I have a general tendency to google if someone has made a (usually Python) package for various things and when I recently began playing Magic: The Gathering again with some friends, I could not resist the urge to do so. It turns out that someone did make a package and in fact there are quite a few language bindings available.

Coincidentally, I remembered one of the useful tools packaged with the iTerm v3 console application for Mac: imgcat (docs). It works like cat but for images as you can see below.

imgcat in action

It would be kinda cool if we could combine the two to search for a given card by name from the command line and use imgcat to display it through the terminal. The following Python script does exactly this in only 22 lines (excluding comments and error-checking). Let us start with the standard Python header stuff (shebang and file encoding) and import the necessary packages.

#!/usr/bin/env python
# -*- coding: utf-8 -*-

"""Query a Magic: The Gathering card and show it via iTerm's imgcat script."""

import mtgsdk         # The Magic: The Gathering SDK
import os             # For expanding the userpath to the imgcat script
import subprocess     # For calling imgcat
import sys            # For getting the argument (card name) from the command line
import tempfile       # For creating a temporary, named image file
import urllib.request # For downloading the card's image

We are using Python 3’s urllib here since mtgsdk targets python 3.4+. Next, we need two functions: One for querying the database with the card name and one for getting the image from the card’s image url.

def query_by_name(card_name):
    """Query the mtg database and return the first card with a url or None."""
    return next((card for card in mtgsdk.Card.where(name=card_name).iter()
                 if card.image_url), None)

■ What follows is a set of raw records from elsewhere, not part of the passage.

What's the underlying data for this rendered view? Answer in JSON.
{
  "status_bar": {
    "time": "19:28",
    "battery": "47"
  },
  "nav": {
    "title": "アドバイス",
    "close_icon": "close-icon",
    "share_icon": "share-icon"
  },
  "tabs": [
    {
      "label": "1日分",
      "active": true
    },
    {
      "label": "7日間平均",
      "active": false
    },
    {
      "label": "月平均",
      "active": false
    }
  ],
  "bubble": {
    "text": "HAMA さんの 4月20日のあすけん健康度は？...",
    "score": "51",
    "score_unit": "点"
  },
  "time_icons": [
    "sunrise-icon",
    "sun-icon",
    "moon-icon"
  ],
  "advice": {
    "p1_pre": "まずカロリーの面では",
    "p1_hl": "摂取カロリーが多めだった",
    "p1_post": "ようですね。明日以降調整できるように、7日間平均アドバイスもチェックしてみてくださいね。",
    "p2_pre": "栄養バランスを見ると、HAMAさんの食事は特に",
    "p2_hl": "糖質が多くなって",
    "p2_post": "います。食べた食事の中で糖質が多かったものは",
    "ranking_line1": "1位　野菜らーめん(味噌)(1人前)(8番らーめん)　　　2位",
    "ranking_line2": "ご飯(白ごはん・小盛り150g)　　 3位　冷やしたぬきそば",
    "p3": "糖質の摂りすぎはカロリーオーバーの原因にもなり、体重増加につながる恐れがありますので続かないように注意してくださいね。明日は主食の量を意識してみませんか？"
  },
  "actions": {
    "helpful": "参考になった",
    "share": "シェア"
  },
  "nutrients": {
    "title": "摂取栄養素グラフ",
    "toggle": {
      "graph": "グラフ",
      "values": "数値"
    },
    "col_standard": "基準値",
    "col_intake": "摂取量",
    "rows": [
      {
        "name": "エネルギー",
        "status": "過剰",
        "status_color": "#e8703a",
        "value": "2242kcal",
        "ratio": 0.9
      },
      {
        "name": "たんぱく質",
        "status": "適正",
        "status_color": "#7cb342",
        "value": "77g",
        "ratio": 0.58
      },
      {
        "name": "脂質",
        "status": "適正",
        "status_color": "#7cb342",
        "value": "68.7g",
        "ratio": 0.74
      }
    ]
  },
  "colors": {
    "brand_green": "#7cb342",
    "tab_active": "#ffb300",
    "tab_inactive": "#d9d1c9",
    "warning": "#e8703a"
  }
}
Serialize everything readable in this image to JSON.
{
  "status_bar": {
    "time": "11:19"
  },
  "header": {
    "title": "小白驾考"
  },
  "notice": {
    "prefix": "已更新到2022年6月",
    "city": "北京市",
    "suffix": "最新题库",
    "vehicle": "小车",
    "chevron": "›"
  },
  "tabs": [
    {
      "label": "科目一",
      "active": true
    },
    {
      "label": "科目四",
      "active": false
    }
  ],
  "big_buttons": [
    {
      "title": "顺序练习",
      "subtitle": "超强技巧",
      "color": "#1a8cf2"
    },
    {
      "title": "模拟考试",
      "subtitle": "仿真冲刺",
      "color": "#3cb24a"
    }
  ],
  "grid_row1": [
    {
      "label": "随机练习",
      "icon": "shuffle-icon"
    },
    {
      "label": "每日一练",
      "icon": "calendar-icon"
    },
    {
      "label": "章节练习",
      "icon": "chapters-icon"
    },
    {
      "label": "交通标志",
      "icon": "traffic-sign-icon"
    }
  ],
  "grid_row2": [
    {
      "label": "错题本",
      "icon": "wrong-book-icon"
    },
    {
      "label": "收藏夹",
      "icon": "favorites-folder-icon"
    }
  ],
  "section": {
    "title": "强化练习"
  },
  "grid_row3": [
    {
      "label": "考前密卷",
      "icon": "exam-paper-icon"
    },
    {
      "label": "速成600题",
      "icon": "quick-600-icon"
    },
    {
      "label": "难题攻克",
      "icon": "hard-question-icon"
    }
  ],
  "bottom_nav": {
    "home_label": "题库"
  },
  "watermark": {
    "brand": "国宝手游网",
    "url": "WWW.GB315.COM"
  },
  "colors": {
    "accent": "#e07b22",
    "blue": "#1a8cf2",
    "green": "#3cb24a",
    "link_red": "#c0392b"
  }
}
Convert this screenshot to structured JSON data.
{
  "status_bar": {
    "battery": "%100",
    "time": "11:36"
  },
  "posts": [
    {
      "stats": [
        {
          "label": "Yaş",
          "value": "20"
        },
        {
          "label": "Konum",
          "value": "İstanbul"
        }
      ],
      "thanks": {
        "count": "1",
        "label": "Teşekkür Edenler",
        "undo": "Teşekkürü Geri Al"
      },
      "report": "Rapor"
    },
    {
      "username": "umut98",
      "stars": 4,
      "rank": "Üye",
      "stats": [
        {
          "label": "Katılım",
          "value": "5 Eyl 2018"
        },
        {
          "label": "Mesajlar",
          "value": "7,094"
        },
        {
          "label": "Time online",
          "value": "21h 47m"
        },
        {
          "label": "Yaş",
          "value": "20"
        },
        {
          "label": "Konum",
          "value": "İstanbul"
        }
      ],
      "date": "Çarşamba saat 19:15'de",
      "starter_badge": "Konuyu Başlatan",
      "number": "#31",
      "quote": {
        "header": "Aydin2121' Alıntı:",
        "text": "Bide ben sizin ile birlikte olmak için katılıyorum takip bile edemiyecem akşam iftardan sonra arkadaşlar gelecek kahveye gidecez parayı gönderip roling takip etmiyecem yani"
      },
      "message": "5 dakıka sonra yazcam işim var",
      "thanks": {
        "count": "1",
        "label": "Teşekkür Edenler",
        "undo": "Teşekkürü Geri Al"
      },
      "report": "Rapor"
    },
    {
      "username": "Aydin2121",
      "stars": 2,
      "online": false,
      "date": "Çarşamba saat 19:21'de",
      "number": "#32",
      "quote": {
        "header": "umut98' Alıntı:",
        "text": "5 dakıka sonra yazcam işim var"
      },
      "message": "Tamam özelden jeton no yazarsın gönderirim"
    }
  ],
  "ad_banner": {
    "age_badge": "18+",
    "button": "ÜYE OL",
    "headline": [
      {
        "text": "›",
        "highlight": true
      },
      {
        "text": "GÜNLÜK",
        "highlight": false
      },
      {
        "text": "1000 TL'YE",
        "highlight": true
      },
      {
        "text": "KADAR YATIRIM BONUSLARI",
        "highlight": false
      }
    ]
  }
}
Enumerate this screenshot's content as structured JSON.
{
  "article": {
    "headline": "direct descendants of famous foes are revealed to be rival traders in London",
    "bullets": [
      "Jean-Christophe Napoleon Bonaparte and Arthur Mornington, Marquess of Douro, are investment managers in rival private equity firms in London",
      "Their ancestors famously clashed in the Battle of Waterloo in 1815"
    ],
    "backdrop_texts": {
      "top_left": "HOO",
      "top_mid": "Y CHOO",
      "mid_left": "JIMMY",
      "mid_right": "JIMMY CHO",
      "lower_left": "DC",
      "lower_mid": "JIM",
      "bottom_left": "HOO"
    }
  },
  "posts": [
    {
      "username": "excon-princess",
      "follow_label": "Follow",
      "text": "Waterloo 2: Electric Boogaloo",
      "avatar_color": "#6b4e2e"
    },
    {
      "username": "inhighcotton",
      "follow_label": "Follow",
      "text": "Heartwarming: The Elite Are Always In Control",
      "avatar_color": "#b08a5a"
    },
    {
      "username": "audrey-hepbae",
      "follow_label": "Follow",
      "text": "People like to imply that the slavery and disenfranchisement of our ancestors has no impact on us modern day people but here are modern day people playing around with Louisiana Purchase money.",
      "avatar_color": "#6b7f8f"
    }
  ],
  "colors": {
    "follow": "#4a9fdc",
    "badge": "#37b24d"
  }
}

We use the Card API’s iter method instead of all to avoid downloading all cards associated with the name at once. Combined with a generator expression for filtering all the cards that do not have an associated url and the next function we can get the first card that has an image url. We use the optional second argument of next to return None if there are either no cards with the given name or if none of them had a url associated with them. Otherwise, next would throw a StopIteration exception.

def get_card_image(image_url):
    """Return the image bytes from a given image url."""
    return urllib.request.urlopen(image_url).read()

Getting the image contents of the card is pretty straight-forward. We use urlopen and read its entire contents.

if __name__ == '__main__':
    card = query_by_name(sys.argv[1])

    if card:
        if not card.image_url:
            sys.exit("Error: Card has no associated image url")

        with tempfile.NamedTemporaryFile() as ntf:
            ntf.write(get_card_image(card.image_url))
            subprocess.check_call([os.path.expanduser('~/imgcat.sh'),
                                   ntf.name])
    else:
        sys.exit("Error: Unable to find card '{0}'".format(sys.argv[1]))

First, we query the card name and ensure that both a card was found and one of them had an image url associated with it. Then we create a temorary, named file (since we need to refer to it by name for the imgcat script), write the image bytes to it and finally call the script using subprocess.check_call. Notice that we also use os.path.expanduser to expand the tilde, since I have put the script in my home directory. This is what it looks like in my terminal:

The script in action

Notice that the script is devoid of error-checking. If you want a full-blown command line interface for querying magic cards, check this project out.